Nick is the leading sales force researcher in the UK, and one of the world's leading scholars in the area. He completed his Ph.D. in sales management at Aston Business School, under the supervision of Prof. John Cadogan, in 2003. Since then, his primary area of interest in terms of business research has been the social and individual psychology of sales management and sales force performance. Within this context, Nick focuses on both intra-individual influences (e.g. psychological influences on individual performance), and social interactions, such as those between managers and salespeople (e.g. incentivization, motivation, and personal relationships), and between salespeople and customers. His work in this area has appeared in the Journal of Marketing Research, Industrial Marketing Management, the Journal of Business Research, the Journal of Personal Selling and Sales Management, and other leading journals. He has received multiple awards for this work.

At the same time, Nick has been a strong advocate of the informed use of neuroscientific methods to examine management research questions.
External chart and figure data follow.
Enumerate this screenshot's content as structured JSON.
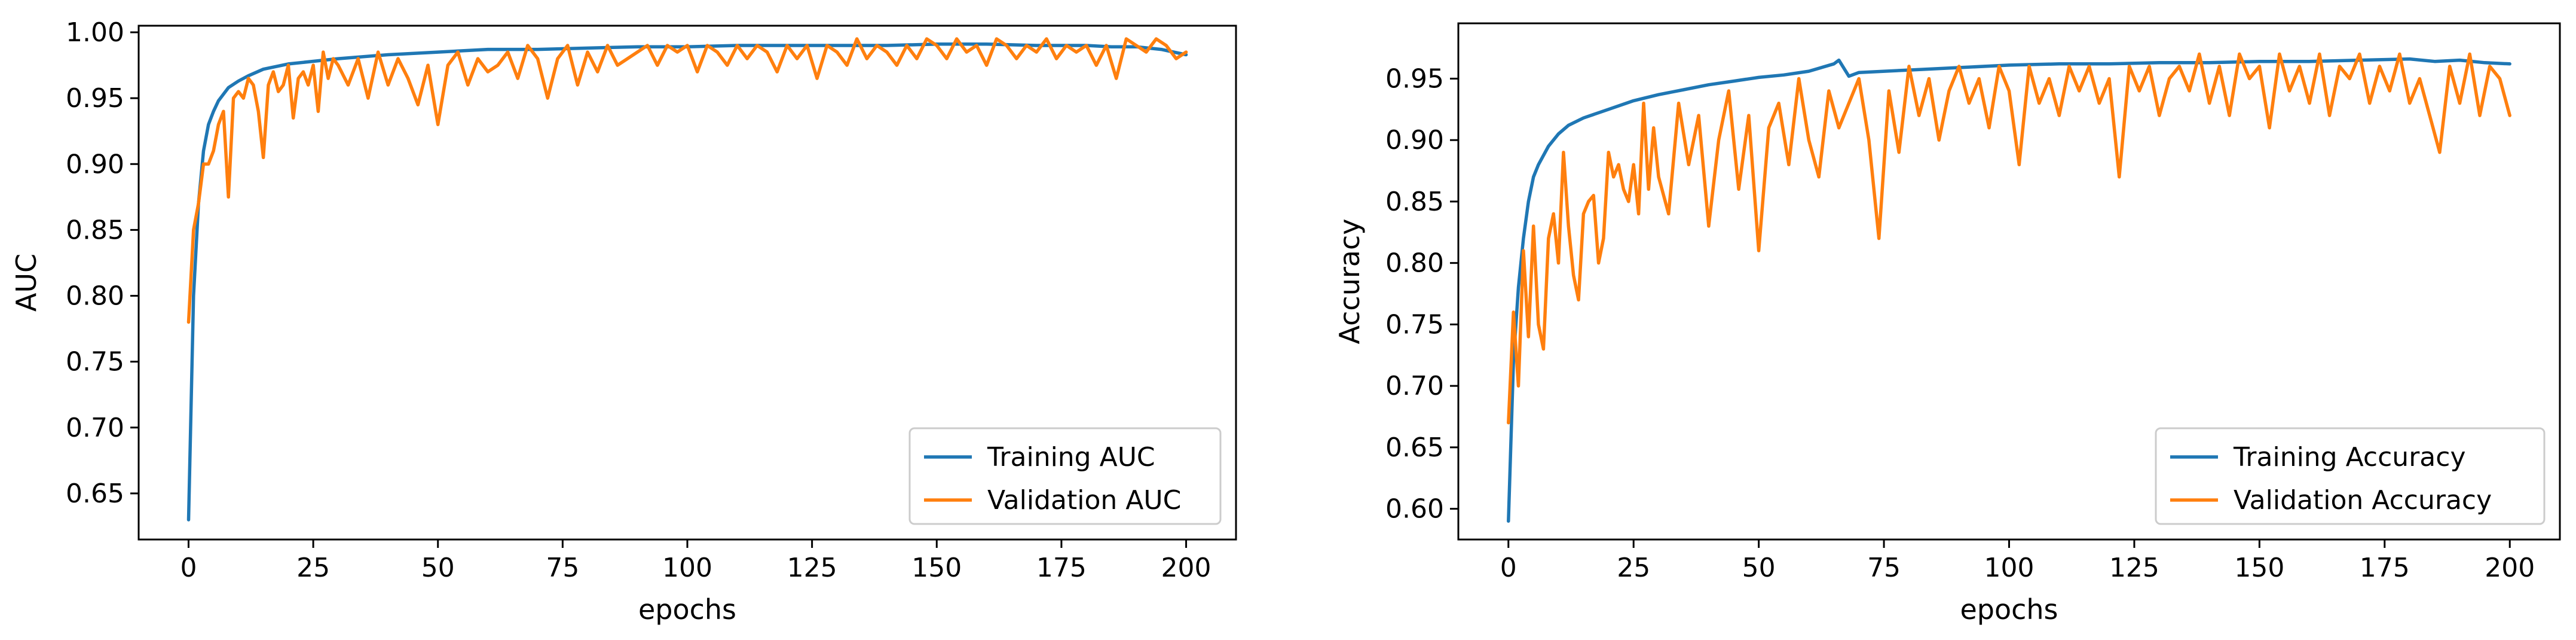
{
  "chart_data": [
    {
      "type": "line",
      "title": "",
      "xlabel": "epochs",
      "ylabel": "AUC",
      "xlim": [
        -10,
        210
      ],
      "ylim": [
        0.615,
        1.005
      ],
      "xticks": [
        0,
        25,
        50,
        75,
        100,
        125,
        150,
        175,
        200
      ],
      "xtick_labels": [
        "0",
        "25",
        "50",
        "75",
        "100",
        "125",
        "150",
        "175",
        "200"
      ],
      "yticks": [
        0.65,
        0.7,
        0.75,
        0.8,
        0.85,
        0.9,
        0.95,
        1.0
      ],
      "ytick_labels": [
        "0.65",
        "0.70",
        "0.75",
        "0.80",
        "0.85",
        "0.90",
        "0.95",
        "1.00"
      ],
      "grid": false,
      "legend_position": "lower-right",
      "series": [
        {
          "name": "Training AUC",
          "color": "#1f77b4",
          "x": [
            0,
            1,
            2,
            3,
            4,
            5,
            6,
            8,
            10,
            12,
            15,
            20,
            25,
            30,
            40,
            50,
            60,
            70,
            80,
            90,
            100,
            110,
            120,
            130,
            140,
            150,
            160,
            170,
            180,
            185,
            190,
            195,
            200
          ],
          "values": [
            0.63,
            0.8,
            0.87,
            0.91,
            0.93,
            0.94,
            0.948,
            0.958,
            0.963,
            0.967,
            0.972,
            0.976,
            0.978,
            0.98,
            0.983,
            0.985,
            0.987,
            0.987,
            0.988,
            0.989,
            0.989,
            0.99,
            0.99,
            0.99,
            0.99,
            0.991,
            0.991,
            0.99,
            0.99,
            0.989,
            0.989,
            0.987,
            0.983
          ]
        },
        {
          "name": "Validation AUC",
          "color": "#ff7f0e",
          "x": [
            0,
            1,
            2,
            3,
            4,
            5,
            6,
            7,
            8,
            9,
            10,
            11,
            12,
            13,
            14,
            15,
            16,
            17,
            18,
            19,
            20,
            21,
            22,
            23,
            24,
            25,
            26,
            27,
            28,
            29,
            30,
            32,
            34,
            36,
            38,
            40,
            42,
            44,
            46,
            48,
            50,
            52,
            54,
            56,
            58,
            60,
            62,
            64,
            66,
            68,
            70,
            72,
            74,
            76,
            78,
            80,
            82,
            84,
            86,
            88,
            90,
            92,
            94,
            96,
            98,
            100,
            102,
            104,
            106,
            108,
            110,
            112,
            114,
            116,
            118,
            120,
            122,
            124,
            126,
            128,
            130,
            132,
            134,
            136,
            138,
            140,
            142,
            144,
            146,
            148,
            150,
            152,
            154,
            156,
            158,
            160,
            162,
            164,
            166,
            168,
            170,
            172,
            174,
            176,
            178,
            180,
            182,
            184,
            186,
            188,
            190,
            192,
            194,
            196,
            198,
            200
          ],
          "values": [
            0.78,
            0.85,
            0.87,
            0.9,
            0.9,
            0.91,
            0.93,
            0.94,
            0.875,
            0.95,
            0.955,
            0.95,
            0.965,
            0.96,
            0.94,
            0.905,
            0.96,
            0.97,
            0.955,
            0.96,
            0.975,
            0.935,
            0.965,
            0.97,
            0.96,
            0.975,
            0.94,
            0.985,
            0.965,
            0.98,
            0.975,
            0.96,
            0.98,
            0.95,
            0.985,
            0.96,
            0.98,
            0.965,
            0.945,
            0.975,
            0.93,
            0.975,
            0.985,
            0.96,
            0.98,
            0.97,
            0.975,
            0.985,
            0.965,
            0.99,
            0.98,
            0.95,
            0.98,
            0.99,
            0.96,
            0.985,
            0.97,
            0.99,
            0.975,
            0.98,
            0.985,
            0.99,
            0.975,
            0.99,
            0.985,
            0.99,
            0.97,
            0.99,
            0.985,
            0.975,
            0.99,
            0.98,
            0.99,
            0.985,
            0.97,
            0.99,
            0.98,
            0.99,
            0.965,
            0.99,
            0.985,
            0.975,
            0.995,
            0.98,
            0.99,
            0.985,
            0.975,
            0.99,
            0.98,
            0.995,
            0.99,
            0.98,
            0.995,
            0.985,
            0.99,
            0.975,
            0.995,
            0.99,
            0.98,
            0.99,
            0.985,
            0.995,
            0.98,
            0.99,
            0.985,
            0.99,
            0.975,
            0.99,
            0.965,
            0.995,
            0.99,
            0.985,
            0.995,
            0.99,
            0.98,
            0.985
          ]
        }
      ]
    },
    {
      "type": "line",
      "title": "",
      "xlabel": "epochs",
      "ylabel": "Accuracy",
      "xlim": [
        -10,
        210
      ],
      "ylim": [
        0.575,
        0.995
      ],
      "xticks": [
        0,
        25,
        50,
        75,
        100,
        125,
        150,
        175,
        200
      ],
      "xtick_labels": [
        "0",
        "25",
        "50",
        "75",
        "100",
        "125",
        "150",
        "175",
        "200"
      ],
      "yticks": [
        0.6,
        0.65,
        0.7,
        0.75,
        0.8,
        0.85,
        0.9,
        0.95
      ],
      "ytick_labels": [
        "0.60",
        "0.65",
        "0.70",
        "0.75",
        "0.80",
        "0.85",
        "0.90",
        "0.95"
      ],
      "grid": false,
      "legend_position": "lower-right",
      "series": [
        {
          "name": "Training Accuracy",
          "color": "#1f77b4",
          "x": [
            0,
            1,
            2,
            3,
            4,
            5,
            6,
            8,
            10,
            12,
            15,
            20,
            25,
            30,
            35,
            40,
            45,
            50,
            55,
            60,
            65,
            66,
            68,
            70,
            80,
            90,
            100,
            110,
            120,
            130,
            140,
            150,
            160,
            170,
            180,
            185,
            190,
            195,
            200
          ],
          "values": [
            0.59,
            0.72,
            0.78,
            0.82,
            0.85,
            0.87,
            0.88,
            0.895,
            0.905,
            0.912,
            0.918,
            0.925,
            0.932,
            0.937,
            0.941,
            0.945,
            0.948,
            0.951,
            0.953,
            0.956,
            0.962,
            0.965,
            0.952,
            0.955,
            0.957,
            0.959,
            0.961,
            0.962,
            0.962,
            0.963,
            0.963,
            0.964,
            0.964,
            0.965,
            0.966,
            0.964,
            0.965,
            0.963,
            0.962
          ]
        },
        {
          "name": "Validation Accuracy",
          "color": "#ff7f0e",
          "x": [
            0,
            1,
            2,
            3,
            4,
            5,
            6,
            7,
            8,
            9,
            10,
            11,
            12,
            13,
            14,
            15,
            16,
            17,
            18,
            19,
            20,
            21,
            22,
            23,
            24,
            25,
            26,
            27,
            28,
            29,
            30,
            32,
            34,
            36,
            38,
            40,
            42,
            44,
            46,
            48,
            50,
            52,
            54,
            56,
            58,
            60,
            62,
            64,
            66,
            68,
            70,
            72,
            74,
            76,
            78,
            80,
            82,
            84,
            86,
            88,
            90,
            92,
            94,
            96,
            98,
            100,
            102,
            104,
            106,
            108,
            110,
            112,
            114,
            116,
            118,
            120,
            122,
            124,
            126,
            128,
            130,
            132,
            134,
            136,
            138,
            140,
            142,
            144,
            146,
            148,
            150,
            152,
            154,
            156,
            158,
            160,
            162,
            164,
            166,
            168,
            170,
            172,
            174,
            176,
            178,
            180,
            182,
            184,
            186,
            188,
            190,
            192,
            194,
            196,
            198,
            200
          ],
          "values": [
            0.67,
            0.76,
            0.7,
            0.81,
            0.74,
            0.83,
            0.75,
            0.73,
            0.82,
            0.84,
            0.8,
            0.89,
            0.83,
            0.79,
            0.77,
            0.84,
            0.85,
            0.855,
            0.8,
            0.82,
            0.89,
            0.87,
            0.88,
            0.86,
            0.85,
            0.88,
            0.84,
            0.93,
            0.86,
            0.91,
            0.87,
            0.84,
            0.93,
            0.88,
            0.92,
            0.83,
            0.9,
            0.94,
            0.86,
            0.92,
            0.81,
            0.91,
            0.93,
            0.88,
            0.95,
            0.9,
            0.87,
            0.94,
            0.91,
            0.93,
            0.95,
            0.9,
            0.82,
            0.94,
            0.89,
            0.96,
            0.92,
            0.95,
            0.9,
            0.94,
            0.96,
            0.93,
            0.95,
            0.91,
            0.96,
            0.94,
            0.88,
            0.96,
            0.93,
            0.95,
            0.92,
            0.96,
            0.94,
            0.96,
            0.93,
            0.95,
            0.87,
            0.96,
            0.94,
            0.96,
            0.92,
            0.95,
            0.96,
            0.94,
            0.97,
            0.93,
            0.96,
            0.92,
            0.97,
            0.95,
            0.96,
            0.91,
            0.97,
            0.94,
            0.96,
            0.93,
            0.97,
            0.92,
            0.96,
            0.95,
            0.97,
            0.93,
            0.96,
            0.94,
            0.97,
            0.93,
            0.95,
            0.92,
            0.89,
            0.96,
            0.93,
            0.97,
            0.92,
            0.96,
            0.95,
            0.92
          ]
        }
      ]
    }
  ]
}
He has been a key thought leader in the development of the Organizational Cognitive Neuroscience approach, of which a key aim is to integrate biological and neuroscientific models and methods with behavioral and social scientific methods, in a holistic multi-level framework and methodology. Since 2007, his writing in this area, and in the area of neuromarketing, is amongst the most highly cited in the area, and has appeared in Organization Science, the Journal of Management, Human Relations, and other leading journals. He delivered the Joseph Lister Award Lecture for the British Science Foundation for his work on neuromarketing.
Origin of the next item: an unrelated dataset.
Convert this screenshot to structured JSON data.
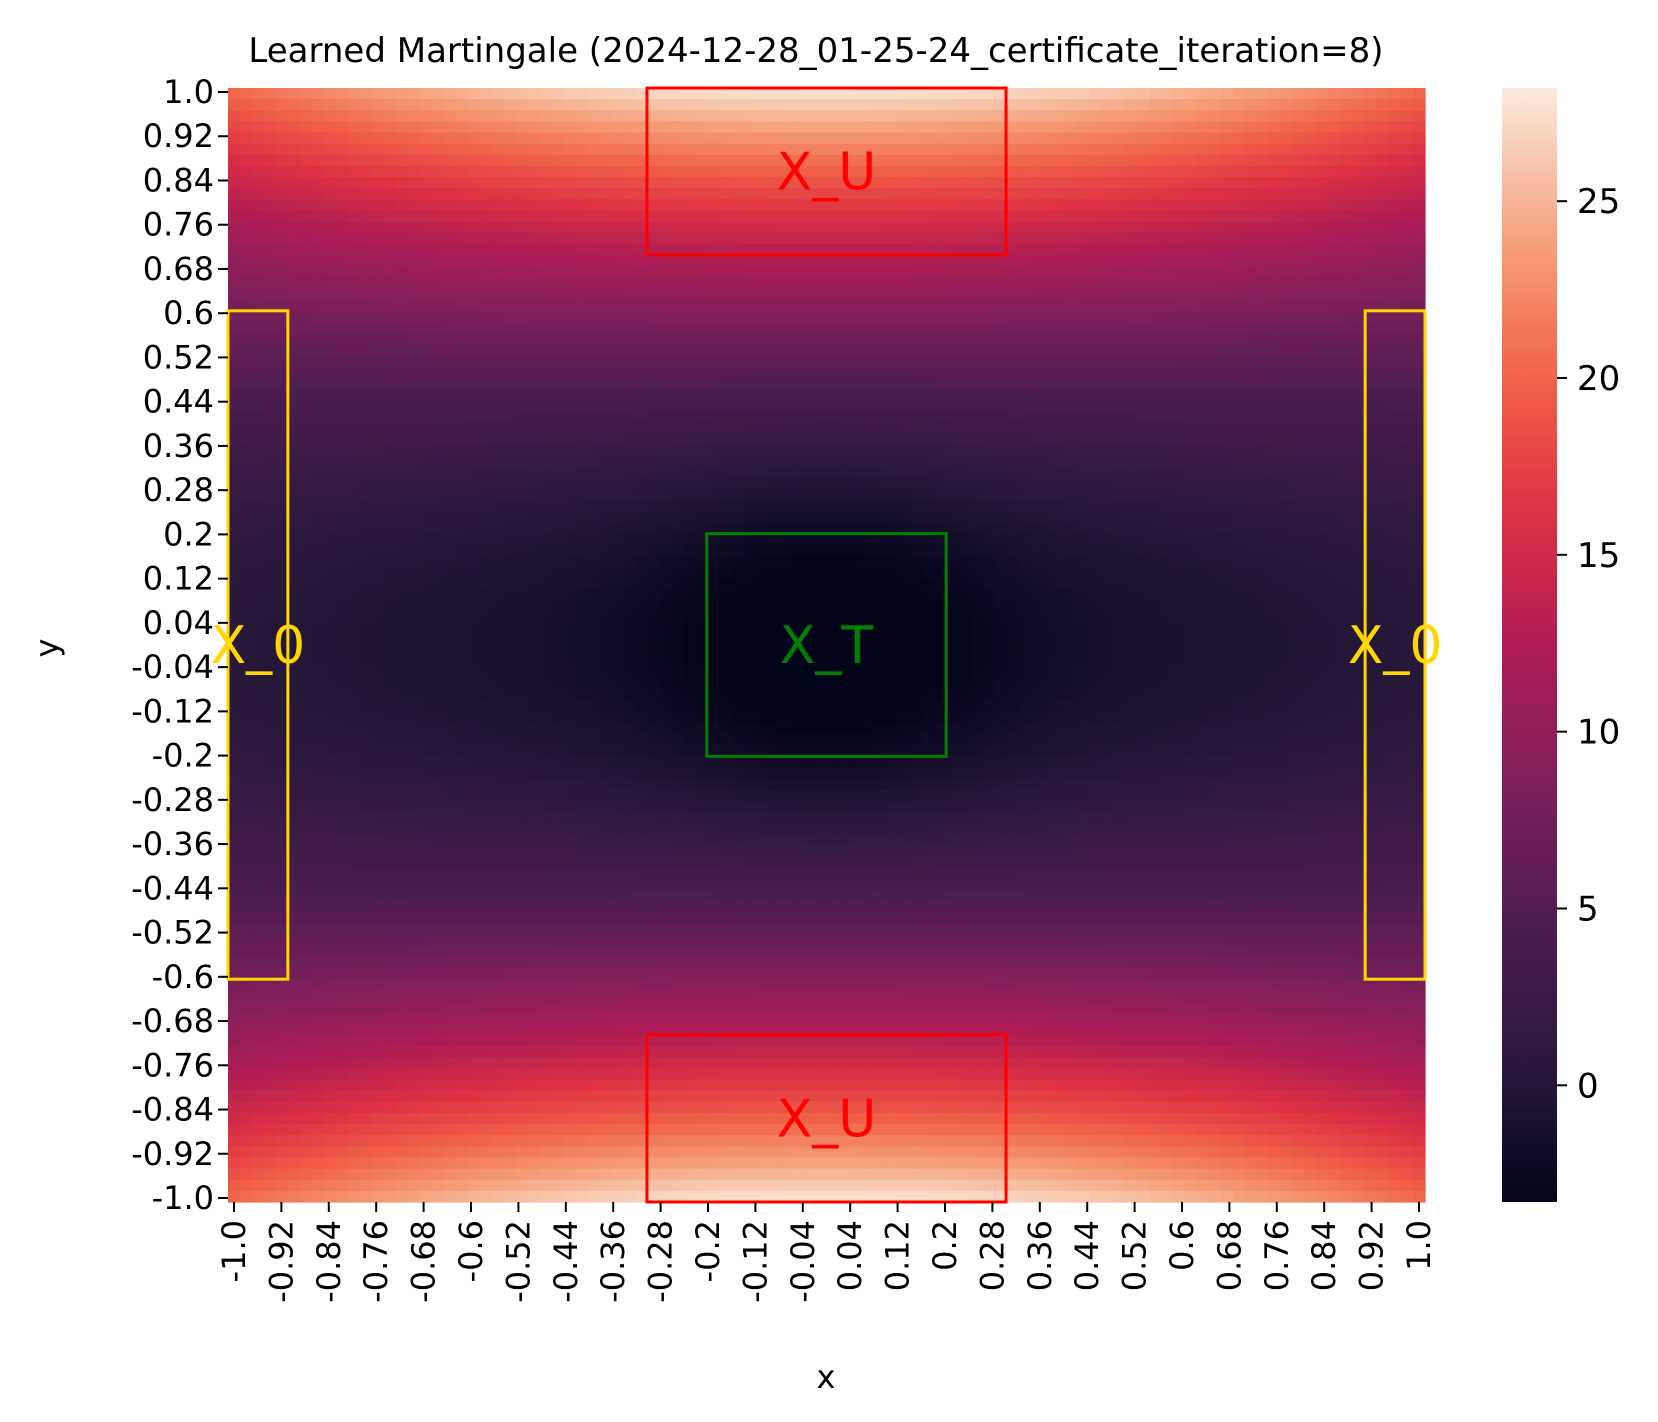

Finally, since Nick's first ever publication in 2005, he has maintained a strong interest in measurement, and associated issues in philosophy of science (e.g. metaphysics, scientific realism, causality). Most recently, Nick has been especially interested in unpacking the underlying assumptions of psychological measurement, and especially the implications of philosophy of mind, consciousness, and neuroscientific advances, for social and psychological measurement. Further, Nick has been active in working within the ongoing debate regarding formative indicator models, arguing that there are significant problems inherent to their current theory and use. Nick's work in this area has appeared in Organizational Research Methods, Measurement: Interdisciplinary Research and Perspectives, the Journal of Business Research, the European Journal of Marketing, the Academy of Marketing Science Review, and multiple other journals, and has recieved a number of awards.

Nick would be interested in supervising top-quality doctoral students in many areas of sales management, organizational psychology, behavioral science, philosophy of science, and research methodology. However, any prospective students should be able to demonstrate an extremely strong background (e.g. a high quality degree or outstanding experience) in a highly quantitative field of study (e.g. engineering or computer science), econometrics or behavioral research methods (e.g. economics, finance, or quantitative psychology, sociology, or psychometrics), neuroscience, or if appropriate, philosophy of science or mind.